Aber an den Märkten sorgte die Maßnahme für ein vernehmbares Aufatmen….

Kurzfristig rechne ich ebenfalls mit einer Beruhigung. Aber beim nächsten Konjunkturabschwung haben wir das gleiche Problem wieder. Dann werden die gleichen Länder, die heute Finanzprobleme haben, wieder gestützt werden müssen.

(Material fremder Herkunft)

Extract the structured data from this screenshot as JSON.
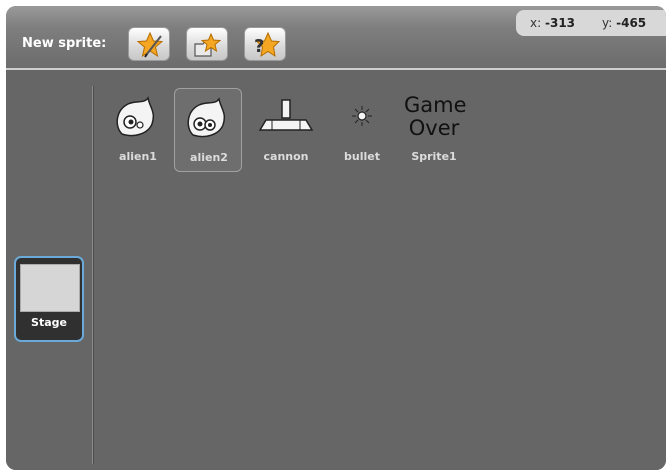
{
  "header": {
    "new_sprite_label": "New sprite:",
    "buttons": [
      {
        "icon": "paint-new-sprite-icon"
      },
      {
        "icon": "choose-sprite-from-file-icon"
      },
      {
        "icon": "surprise-sprite-icon"
      }
    ],
    "coords": {
      "x_label": "x:",
      "x_value": "-313",
      "y_label": "y:",
      "y_value": "-465"
    }
  },
  "stage": {
    "label": "Stage"
  },
  "sprites": [
    {
      "name": "alien1",
      "icon": "alien-icon"
    },
    {
      "name": "alien2",
      "icon": "alien-icon",
      "selected": true
    },
    {
      "name": "cannon",
      "icon": "cannon-icon"
    },
    {
      "name": "bullet",
      "icon": "bullet-icon"
    },
    {
      "name": "Sprite1",
      "icon": "game-over-text",
      "text_line1": "Game",
      "text_line2": "Over"
    }
  ],
  "colors": {
    "panel": "#666666",
    "selection_border": "#6aa9d8",
    "star": "#f5a623"
  }
}
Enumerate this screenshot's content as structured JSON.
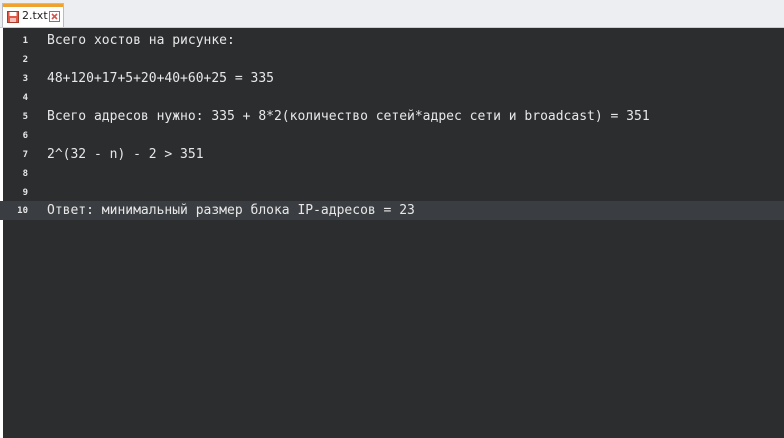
{
  "tab": {
    "label": "2.txt"
  },
  "colors": {
    "background": "#2b2d2f",
    "text": "#e8e8e8",
    "current_line": "#3a3d41",
    "tab_accent": "#f0a22e",
    "close_icon": "#d9534f"
  },
  "editor": {
    "current_line": 10,
    "lines": [
      {
        "number": "1",
        "text": "Всего хостов на рисунке:"
      },
      {
        "number": "2",
        "text": ""
      },
      {
        "number": "3",
        "text": "48+120+17+5+20+40+60+25 = 335"
      },
      {
        "number": "4",
        "text": ""
      },
      {
        "number": "5",
        "text": "Всего адресов нужно: 335 + 8*2(количество сетей*адрес сети и broadcast) = 351"
      },
      {
        "number": "6",
        "text": ""
      },
      {
        "number": "7",
        "text": "2^(32 - n) - 2 > 351"
      },
      {
        "number": "8",
        "text": ""
      },
      {
        "number": "9",
        "text": ""
      },
      {
        "number": "10",
        "text": "Ответ: минимальный размер блока IP-адресов = 23"
      }
    ]
  }
}
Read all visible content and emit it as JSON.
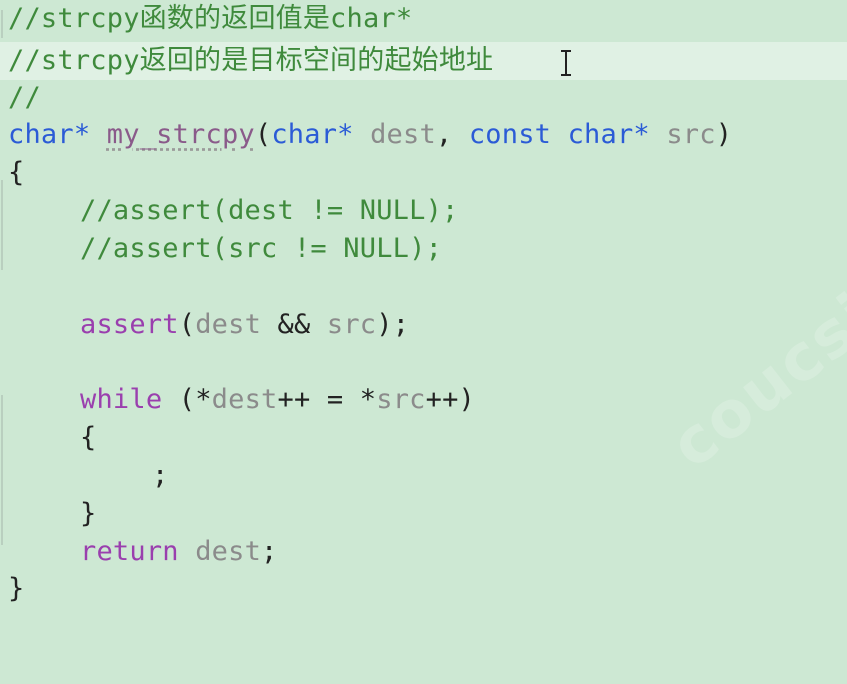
{
  "editor": {
    "lines": {
      "l1": {
        "comment": "//strcpy函数的返回值是char*"
      },
      "l2": {
        "comment": "//strcpy返回的是目标空间的起始地址"
      },
      "l3": {
        "comment": "//"
      },
      "l4": {
        "ret_type": "char*",
        "fn_name": "my_strcpy",
        "open_paren": "(",
        "p1_type": "char*",
        "p1_name": "dest",
        "comma": ",",
        "p2_const": "const",
        "p2_type": "char*",
        "p2_name": "src",
        "close_paren": ")"
      },
      "l5": {
        "brace": "{"
      },
      "l6": {
        "comment": "//assert(dest != NULL);"
      },
      "l7": {
        "comment": "//assert(src != NULL);"
      },
      "l9": {
        "fn": "assert",
        "open": "(",
        "a": "dest",
        "op": "&&",
        "b": "src",
        "close": ");"
      },
      "l11": {
        "kw": "while",
        "open": "(*",
        "a": "dest",
        "op1": "++ = *",
        "b": "src",
        "close": "++)"
      },
      "l12": {
        "brace": "{"
      },
      "l13": {
        "semi": ";"
      },
      "l14": {
        "brace": "}"
      },
      "l15": {
        "kw": "return",
        "var": "dest",
        "semi": ";"
      },
      "l16": {
        "brace": "}"
      }
    },
    "cursor_icon": "text-cursor-icon",
    "watermark_text": "coucsio"
  },
  "colors": {
    "background": "#cde8d3",
    "current_line": "#e0f1e4",
    "comment": "#3f8a3c",
    "keyword": "#2b5bd6",
    "control": "#9a3fae",
    "identifier": "#8b8b8b"
  }
}
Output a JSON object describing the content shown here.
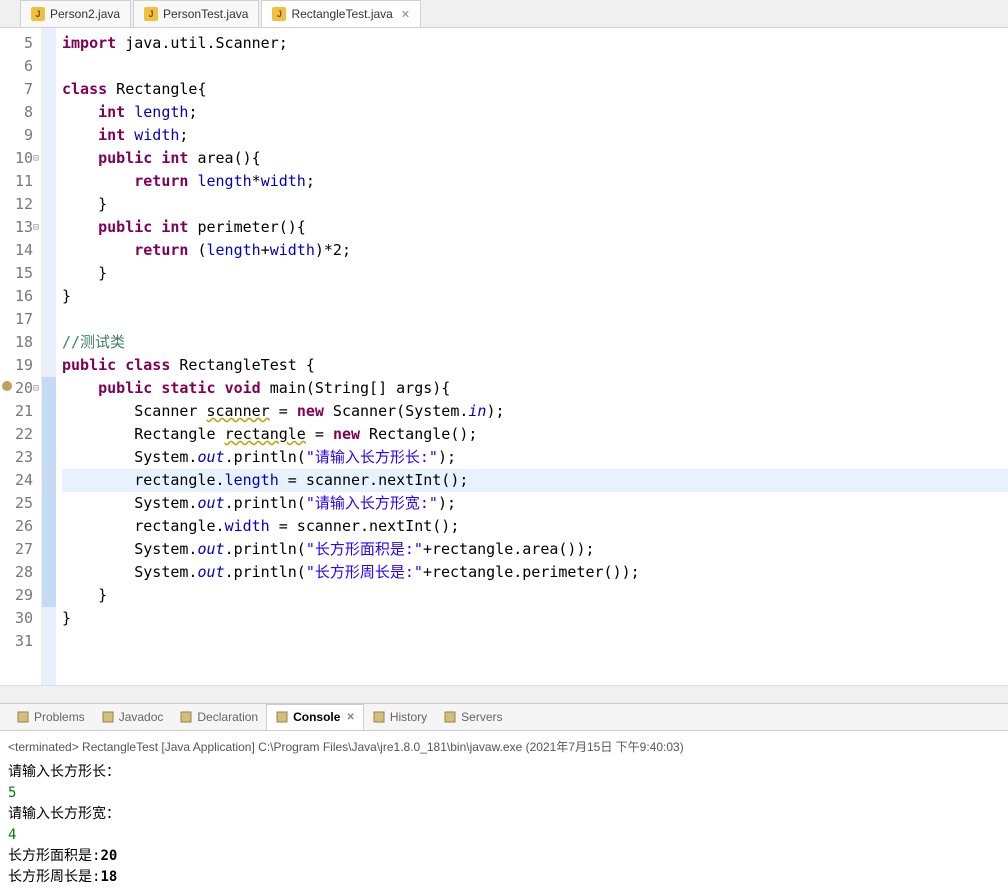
{
  "tabs": [
    {
      "label": "Person2.java"
    },
    {
      "label": "PersonTest.java"
    },
    {
      "label": "RectangleTest.java",
      "active": true
    }
  ],
  "editor": {
    "highlighted_line": 24,
    "lines": [
      {
        "n": 5,
        "tokens": [
          [
            "kw",
            "import"
          ],
          [
            "",
            " java.util.Scanner;"
          ]
        ]
      },
      {
        "n": 6,
        "tokens": [
          [
            "",
            ""
          ]
        ]
      },
      {
        "n": 7,
        "tokens": [
          [
            "kw",
            "class"
          ],
          [
            "",
            " Rectangle{"
          ]
        ]
      },
      {
        "n": 8,
        "tokens": [
          [
            "",
            "    "
          ],
          [
            "kw",
            "int"
          ],
          [
            "",
            " "
          ],
          [
            "field",
            "length"
          ],
          [
            "",
            ";"
          ]
        ]
      },
      {
        "n": 9,
        "tokens": [
          [
            "",
            "    "
          ],
          [
            "kw",
            "int"
          ],
          [
            "",
            " "
          ],
          [
            "field",
            "width"
          ],
          [
            "",
            ";"
          ]
        ]
      },
      {
        "n": 10,
        "fold": true,
        "tokens": [
          [
            "",
            "    "
          ],
          [
            "kw",
            "public"
          ],
          [
            "",
            " "
          ],
          [
            "kw",
            "int"
          ],
          [
            "",
            " area(){"
          ]
        ]
      },
      {
        "n": 11,
        "tokens": [
          [
            "",
            "        "
          ],
          [
            "kw",
            "return"
          ],
          [
            "",
            " "
          ],
          [
            "field",
            "length"
          ],
          [
            "",
            "*"
          ],
          [
            "field",
            "width"
          ],
          [
            "",
            ";"
          ]
        ]
      },
      {
        "n": 12,
        "tokens": [
          [
            "",
            "    }"
          ]
        ]
      },
      {
        "n": 13,
        "fold": true,
        "tokens": [
          [
            "",
            "    "
          ],
          [
            "kw",
            "public"
          ],
          [
            "",
            " "
          ],
          [
            "kw",
            "int"
          ],
          [
            "",
            " perimeter(){"
          ]
        ]
      },
      {
        "n": 14,
        "tokens": [
          [
            "",
            "        "
          ],
          [
            "kw",
            "return"
          ],
          [
            "",
            " ("
          ],
          [
            "field",
            "length"
          ],
          [
            "",
            "+"
          ],
          [
            "field",
            "width"
          ],
          [
            "",
            ")*2;"
          ]
        ]
      },
      {
        "n": 15,
        "tokens": [
          [
            "",
            "    }"
          ]
        ]
      },
      {
        "n": 16,
        "tokens": [
          [
            "",
            "}"
          ]
        ]
      },
      {
        "n": 17,
        "tokens": [
          [
            "",
            ""
          ]
        ]
      },
      {
        "n": 18,
        "tokens": [
          [
            "cmt",
            "//测试类"
          ]
        ]
      },
      {
        "n": 19,
        "tokens": [
          [
            "kw",
            "public"
          ],
          [
            "",
            " "
          ],
          [
            "kw",
            "class"
          ],
          [
            "",
            " RectangleTest {"
          ]
        ]
      },
      {
        "n": 20,
        "fold": true,
        "marker": true,
        "ruler_start": true,
        "tokens": [
          [
            "",
            "    "
          ],
          [
            "kw",
            "public"
          ],
          [
            "",
            " "
          ],
          [
            "kw",
            "static"
          ],
          [
            "",
            " "
          ],
          [
            "kw",
            "void"
          ],
          [
            "",
            " main(String[] args){"
          ]
        ]
      },
      {
        "n": 21,
        "ruler": true,
        "tokens": [
          [
            "",
            "        Scanner "
          ],
          [
            "underline",
            "scanner"
          ],
          [
            "",
            " = "
          ],
          [
            "kw",
            "new"
          ],
          [
            "",
            " Scanner(System."
          ],
          [
            "stat",
            "in"
          ],
          [
            "",
            ");"
          ]
        ]
      },
      {
        "n": 22,
        "ruler": true,
        "tokens": [
          [
            "",
            "        Rectangle "
          ],
          [
            "underline",
            "rectangle"
          ],
          [
            "",
            " = "
          ],
          [
            "kw",
            "new"
          ],
          [
            "",
            " Rectangle();"
          ]
        ]
      },
      {
        "n": 23,
        "ruler": true,
        "tokens": [
          [
            "",
            "        System."
          ],
          [
            "stat",
            "out"
          ],
          [
            "",
            ".println("
          ],
          [
            "str",
            "\"请输入长方形长:\""
          ],
          [
            "",
            ");"
          ]
        ]
      },
      {
        "n": 24,
        "ruler": true,
        "tokens": [
          [
            "",
            "        rectangle."
          ],
          [
            "field",
            "length"
          ],
          [
            "",
            " = scanner.nextInt();"
          ]
        ]
      },
      {
        "n": 25,
        "ruler": true,
        "tokens": [
          [
            "",
            "        System."
          ],
          [
            "stat",
            "out"
          ],
          [
            "",
            ".println("
          ],
          [
            "str",
            "\"请输入长方形宽:\""
          ],
          [
            "",
            ");"
          ]
        ]
      },
      {
        "n": 26,
        "ruler": true,
        "tokens": [
          [
            "",
            "        rectangle."
          ],
          [
            "field",
            "width"
          ],
          [
            "",
            " = scanner.nextInt();"
          ]
        ]
      },
      {
        "n": 27,
        "ruler": true,
        "tokens": [
          [
            "",
            "        System."
          ],
          [
            "stat",
            "out"
          ],
          [
            "",
            ".println("
          ],
          [
            "str",
            "\"长方形面积是:\""
          ],
          [
            "",
            "+rectangle.area());"
          ]
        ]
      },
      {
        "n": 28,
        "ruler": true,
        "tokens": [
          [
            "",
            "        System."
          ],
          [
            "stat",
            "out"
          ],
          [
            "",
            ".println("
          ],
          [
            "str",
            "\"长方形周长是:\""
          ],
          [
            "",
            "+rectangle.perimeter());"
          ]
        ]
      },
      {
        "n": 29,
        "ruler_end": true,
        "tokens": [
          [
            "",
            "    }"
          ]
        ]
      },
      {
        "n": 30,
        "tokens": [
          [
            "",
            "}"
          ]
        ]
      },
      {
        "n": 31,
        "tokens": [
          [
            "",
            ""
          ]
        ]
      }
    ]
  },
  "bottom_tabs": [
    {
      "label": "Problems"
    },
    {
      "label": "Javadoc"
    },
    {
      "label": "Declaration"
    },
    {
      "label": "Console",
      "active": true
    },
    {
      "label": "History"
    },
    {
      "label": "Servers"
    }
  ],
  "console": {
    "header": "<terminated> RectangleTest [Java Application] C:\\Program Files\\Java\\jre1.8.0_181\\bin\\javaw.exe (2021年7月15日 下午9:40:03)",
    "lines": [
      {
        "text": "请输入长方形长：",
        "input": false
      },
      {
        "text": "5",
        "input": true
      },
      {
        "text": "请输入长方形宽：",
        "input": false
      },
      {
        "text": "4",
        "input": true
      },
      {
        "text_parts": [
          "长方形面积是:",
          "20"
        ]
      },
      {
        "text_parts": [
          "长方形周长是:",
          "18"
        ]
      }
    ]
  }
}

Was bedeutet das für die Euro-Zone?

Auf Sicht von zehn Jahren wird sie in der heutigen Form nicht mehr existieren. Ich kann mir auch nicht vorstellen, dass sich bei unseren Politikern weiterhin deren Wunschdenken gegen alle wirtschaftliche Vernunft durchsetzt. Irgendwann wird das Experiment von einer einheitlichen europäischen Währung schlicht nicht mehr zu finanzieren sein. Dafür sind die Wirtschaftskraft, die Produktivität und die Mentalität der einzelnen Länder schlicht zu verschieden.

Was sollte deshalb geschehen?

Es muss ernsthaft die Frage gestellt werden, ob ein starkes Land wie Deutschland aus dem Euro-Raum austreten soll, ehe es zur Katastrophe kommt und die schwachen Länder die starken mit nach unten ziehen. Das würde sicherlich hier in der Bevölkerung auf höhere Akzeptanz stoßen als ein Rauswurf von Griechenland dort.

Würde das zwangsläufig die Rückkehr der D-Mark bedeuten?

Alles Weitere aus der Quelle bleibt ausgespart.